Camping, life on the road


We’re urban people. Since we started dating, Jose and I have shared a common bond over the energy and movement that an urban setting brings. Sure, we’ve camped, but spending a year on the road living out of our car is another level. When planing this USA to Argentina adventure, the language and the countries felt familiar and exciting, but it was the thought of randomly parking in the Andes Mountains and camping in the middle of no-where that would put us in uncomfortable territory.

Where will we camp? What will it be like? Do we just drive up to a beach and pitch our tent? How does this work?

Each day before hitting the road, we do a little planning. We pull up our ioverlander app which is an app created by other overlanders (travelers who travel via land) with information on campsites, hostels, road blocks, and mechanics. The info is crowd sourced and based entirely on reviews from other overlanders’ experiences. We pull up the map, plan how long we want to travel and see what campsites are in that area. The review might say: “Weak wifi, but clean toilets.” or “Cold showers, but nice shelter to sit and eat.”

As we’ve learned, there are certain things that we look for in a campsite. Although we have proudly done ‘wild camping’ with no toilet, shower, or remote sign of other human life, there are some amenities that we would perfer. When choosing a campsite, these are the most important factors IN ORDER of importance:


#1) Toilet. I’m not referring to a white tile room with a burning sugar cookie candle and succulents in the window sill. Just a toilet. If it flushes, wonderful. If you have to pour water from a bucket into the bowl to flush it down, fine. But at least a toilet. Now if this toilet came equipped with toilet paper, soap, and a towel, you know you’ve officially arrived at ‘glamping’ level.

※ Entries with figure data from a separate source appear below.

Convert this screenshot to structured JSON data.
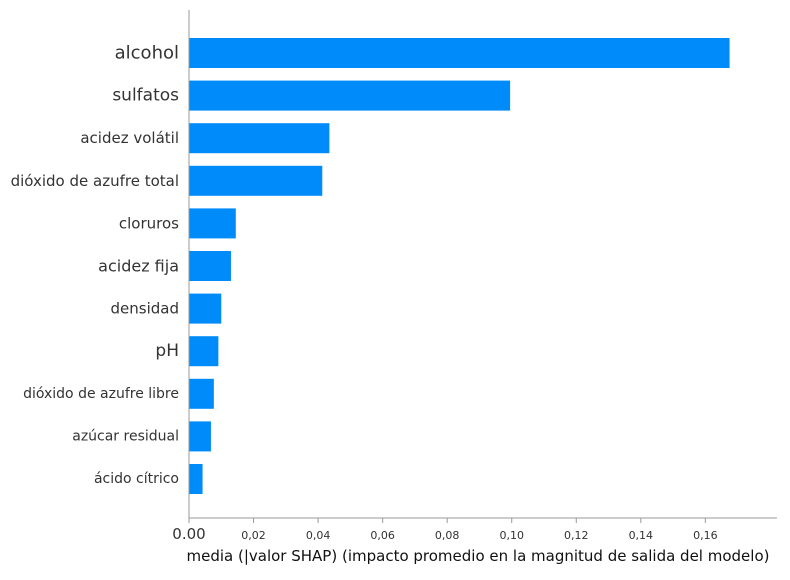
{
  "chart_data": {
    "type": "bar",
    "orientation": "horizontal",
    "categories": [
      "alcohol",
      "sulfatos",
      "acidez volátil",
      "dióxido de azufre total",
      "cloruros",
      "acidez fija",
      "densidad",
      "pH",
      "dióxido de azufre libre",
      "azúcar residual",
      "ácido cítrico"
    ],
    "values": [
      0.1675,
      0.0995,
      0.0435,
      0.0413,
      0.0145,
      0.013,
      0.01,
      0.0091,
      0.0077,
      0.0068,
      0.0042
    ],
    "xlabel": "media (|valor SHAP) (impacto promedio en la magnitud de salida del modelo)",
    "ylabel": "",
    "title": "",
    "xlim": [
      0,
      0.176
    ],
    "xticks": [
      0.0,
      0.02,
      0.04,
      0.06,
      0.08,
      0.1,
      0.12,
      0.14,
      0.16
    ],
    "xtick_labels": [
      "0.00",
      "0,02",
      "0,04",
      "0,06",
      "0,08",
      "0,10",
      "0,12",
      "0,14",
      "0,16"
    ],
    "bar_color": "#008bfb",
    "grid": false
  }
}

#2) Water spicket and sink. If Latin American families don’t have a washing machine at home, they often have a large stone sink with a water facet called a ‘pila’ where they can wash their clothes and dishes and their babies. If there is a pila at the campsite, thats a wonderful delight. We do have a bucket of water and collapsable tub we can use, but its great to have water to heat up soap and make our morning coffee. Also, if I don’t have to squat in the grass to clean our dishes, thats a plus.


#3) Shower. Cold shower. I’ve only showered with hot water a handful of times so far, and it hasn’t been that bad! It definitely wakes you up and gets you ready for the day. We’ll see how I do in the Andes’s mountains with cold water. I will say, it does get old always carrying a plastic bag of clothes and soap into the shower with you, so if there’s a HOOK somewhere around this water source to hang this plastic bag and not get your clothes all wet from your shower, thats a win.

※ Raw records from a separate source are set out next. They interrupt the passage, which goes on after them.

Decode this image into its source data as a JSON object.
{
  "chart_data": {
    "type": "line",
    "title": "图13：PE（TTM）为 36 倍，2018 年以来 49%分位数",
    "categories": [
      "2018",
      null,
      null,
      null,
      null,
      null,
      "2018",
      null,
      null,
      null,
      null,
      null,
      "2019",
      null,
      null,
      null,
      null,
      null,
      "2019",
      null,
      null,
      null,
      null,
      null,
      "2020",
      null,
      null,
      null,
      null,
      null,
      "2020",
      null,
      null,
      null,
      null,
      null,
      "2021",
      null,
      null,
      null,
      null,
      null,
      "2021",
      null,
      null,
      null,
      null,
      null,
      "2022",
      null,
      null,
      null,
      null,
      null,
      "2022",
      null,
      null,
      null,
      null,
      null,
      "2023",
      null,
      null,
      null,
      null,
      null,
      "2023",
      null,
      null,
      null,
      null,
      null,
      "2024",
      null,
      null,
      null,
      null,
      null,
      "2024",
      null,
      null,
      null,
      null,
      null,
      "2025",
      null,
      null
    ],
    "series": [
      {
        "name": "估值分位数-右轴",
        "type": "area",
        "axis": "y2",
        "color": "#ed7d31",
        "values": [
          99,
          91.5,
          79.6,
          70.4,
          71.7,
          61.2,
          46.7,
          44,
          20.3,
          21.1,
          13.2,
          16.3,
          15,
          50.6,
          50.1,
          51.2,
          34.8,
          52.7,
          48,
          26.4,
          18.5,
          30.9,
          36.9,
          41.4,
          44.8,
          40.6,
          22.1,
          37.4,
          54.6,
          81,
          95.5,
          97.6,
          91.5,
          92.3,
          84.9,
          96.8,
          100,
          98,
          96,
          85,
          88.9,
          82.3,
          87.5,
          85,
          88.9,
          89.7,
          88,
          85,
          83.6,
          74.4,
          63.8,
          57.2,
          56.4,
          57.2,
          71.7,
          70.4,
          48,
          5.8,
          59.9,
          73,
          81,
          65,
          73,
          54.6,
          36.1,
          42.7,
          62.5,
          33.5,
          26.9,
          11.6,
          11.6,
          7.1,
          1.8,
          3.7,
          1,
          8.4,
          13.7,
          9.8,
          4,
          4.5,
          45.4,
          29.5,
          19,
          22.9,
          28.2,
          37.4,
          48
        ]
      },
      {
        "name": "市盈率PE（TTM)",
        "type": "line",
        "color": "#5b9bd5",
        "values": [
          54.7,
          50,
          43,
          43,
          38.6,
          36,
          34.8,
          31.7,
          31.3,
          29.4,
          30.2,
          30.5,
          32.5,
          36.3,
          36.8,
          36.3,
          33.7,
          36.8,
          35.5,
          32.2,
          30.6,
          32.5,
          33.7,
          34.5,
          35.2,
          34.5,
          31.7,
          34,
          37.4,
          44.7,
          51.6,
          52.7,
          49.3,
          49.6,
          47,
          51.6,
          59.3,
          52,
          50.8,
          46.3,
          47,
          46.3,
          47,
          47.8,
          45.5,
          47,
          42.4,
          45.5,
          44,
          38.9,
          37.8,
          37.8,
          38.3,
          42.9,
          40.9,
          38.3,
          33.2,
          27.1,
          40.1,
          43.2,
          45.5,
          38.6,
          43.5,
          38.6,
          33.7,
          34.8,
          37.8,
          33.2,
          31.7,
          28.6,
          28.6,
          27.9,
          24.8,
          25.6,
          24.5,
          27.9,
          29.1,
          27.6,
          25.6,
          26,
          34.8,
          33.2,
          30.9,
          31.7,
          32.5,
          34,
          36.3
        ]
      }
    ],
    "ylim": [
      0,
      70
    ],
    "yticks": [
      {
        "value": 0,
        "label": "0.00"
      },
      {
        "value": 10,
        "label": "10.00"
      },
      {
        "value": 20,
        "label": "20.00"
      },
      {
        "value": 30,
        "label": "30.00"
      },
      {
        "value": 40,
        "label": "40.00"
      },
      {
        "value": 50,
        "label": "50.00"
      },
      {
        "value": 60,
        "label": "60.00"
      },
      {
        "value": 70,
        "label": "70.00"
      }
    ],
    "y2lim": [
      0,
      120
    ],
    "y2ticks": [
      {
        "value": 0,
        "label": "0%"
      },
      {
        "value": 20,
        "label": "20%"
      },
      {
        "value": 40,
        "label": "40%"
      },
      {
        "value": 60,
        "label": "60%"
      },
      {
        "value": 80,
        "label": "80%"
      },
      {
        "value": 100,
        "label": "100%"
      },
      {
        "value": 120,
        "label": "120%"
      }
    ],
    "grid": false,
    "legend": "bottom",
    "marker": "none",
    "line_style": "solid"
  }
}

#4) Common Area/Roof. This might sound obvious, but when you’re camping, you are always outside. No couch, no roof, no floor. Just the sky and the grass. Although sitting outside in our camping chairs and staring at the stairs is one of our favorite things, sometimes the weather isn’t feeling as romantic as we are. Especially when it rains, there is nothing better than some shelter and a hot cup of ramen to warm up your evening.


#5) Kitchen. Our rig includes a fridge, stove, grill, and basic cooking items. But when a campsite has a kitchen, you can use brilliant things like toaster and blender and you’ve felt like you truly hit the jackpot. Having more than one burner to cook several items at a time and saving our propane gas for the Bolivian desert is very useful. I transform to wonder women when I have several things cooking on different burners, doing the dishes as I go, and all the while sipping wine like a pro.

route_map v3

#6) Wi-Fi. (Weee- Feee). Although nature allows us to un-plug, when you have the goal of reaching Ushuaia, you have to plan as you go. Having access to maps to plan, internet to search sight-seeing attractions, and ability to connect with friends and family becomes very valuable.

In addition to these factors, we always take into consideration the price (range $0-$25, usually around $10-$15), the convienience (if it is in the area where we plan to drive) and the company (if there are other overlanders to share a beer and cook together).


Fast forward 4 months on the road and not only do we enjoy camping, we prefer it. If most of these 6 things are provided, we prefer camping over a hostel. I assumed we would do 50% camping, 50% hostel, but so for our trip has been more like 80% camping. And we’ve loved it.

Camping has been transforming our habits. You can’t help picking up trash on the beach when you sleep on the beach. You can’t help saving your water when you only have a limited amount with you. You can’t help washing out your plastic bag and re-using it a million times. There have been days where you truly feel like nature is giving you what you need: shade when its hot, sun when your clothes need to dry, and sometimes the grass feels softer than a carpet. When she gives so much, you can’t help take care of her back. No wonder so many campers are tree huggers.


I don’t have to tell you about the peace that nature brings, the natural gym/play ground it provides, or the clarity and healing of mind and soul that mountains or desert or cloud forest or beach can bring you. Just get out there. Asap.

Now can I say we’re ‘Camping People’?


It’s hard to not burn the toast. Appreciate your toaster. Thats a pretty incredible invention.